Advanced Aeromedical Examinations
The next step in the journey toward becoming an astronaut would require the women to go to the Pensacola, Florida and visit the Naval School of Aviation Medicine. Once there, they were scheduled to experience advanced aeromedical examinations. This would be done using military equipment as well as jet aircraft. Two of the 13 women were so dedicated to becoming astronauts; they quit their jobs to attend the advanced aeromedical examinations. All 13 women got some bad news a few days before they were scheduled to be at the Naval School of Aviation Medicine. They received telegrams informing them the testing in Pensacola was canceled. There was no official request from NASA to perform the tests. Without this request, the US Navy would not permit the use of its facilities for this type of testing.
Attempts to Resume Testing
After the testing in Pensacola was canceled, Jerrie Cobb flew to Washington D.C. She was going to contact as many government officials as possible to reinstate the program. Cobb and fellow Mercury 13 member Janey Hart wrote to President John F. Kennedy expressing their frustrations at having the program canceled. They were able to speak with Vice President Lyndon B. Johnson. During July of 1962, a special Subcommittee of the Committee responsible for Science and Astronautics was convened. A public hearing on the issue of female astronauts took place. The goal of the hearings was to investigate any possible gender discrimination. Several members of the Mercury 13 testified before the committee. Jackie Cochran was a member of the Mercury 13 but gave negative testimony about the program. She testified that having a space program for women pilots could undermine the NASA space program. It was stated how NASA required all its astronauts to have earned degrees in engineering and have completed military jet training. At this time, it was revealed that well-known astronaut John Glenn did not meet the degree requirements.
During this time, women were prevented from attending Air Force training schools. This made it impossible for women to become military jet pilots. Many members of the Mercury 13 had worked as civilian test pilots. Most had significantly more time flying propeller aircraft than the male astronaut candidates. After all the information had been presented, NASA still refused to permit the members of Mercury 13 any type of equivalency for their time spent flying propeller airplanes.
Never In Space
No member of the Mercury 13 was ever able to make it into space. The program they participated in was never officially sanctioned by NASA. No female was selected as an astronaut candidate until Group 8 was started in 1978. This program was designed to choose astronauts for the Space Shuttle program. In 1983, Sally Ride became the first American female astronaut in space.

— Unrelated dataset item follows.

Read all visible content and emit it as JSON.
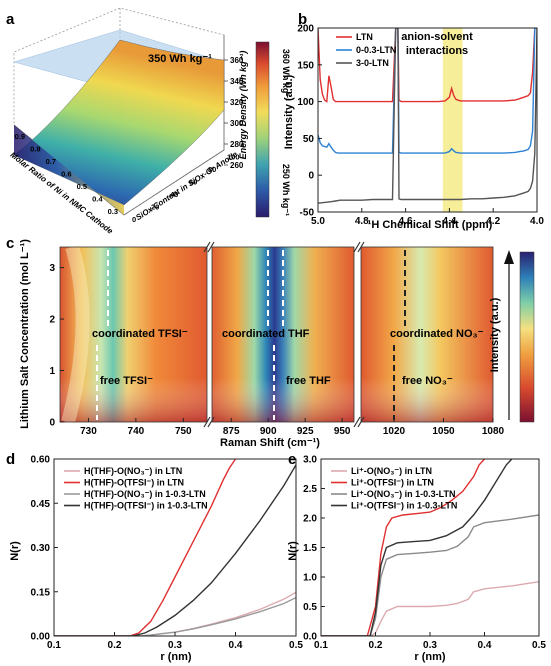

Today, the members of the Mercury 13 program are all considered trailblazers for American female astronauts. They often receive communication from people all over the world thanking them for what they attempted to achieve in the early 1960s. A documentary about their experiences was released in 1998 and was titled “Mercury 13: Secret Astronauts.” A book titled “The Mercury 13: The True Story of Thirteen Women and the Dream of SpaceFlight” was released in 2004.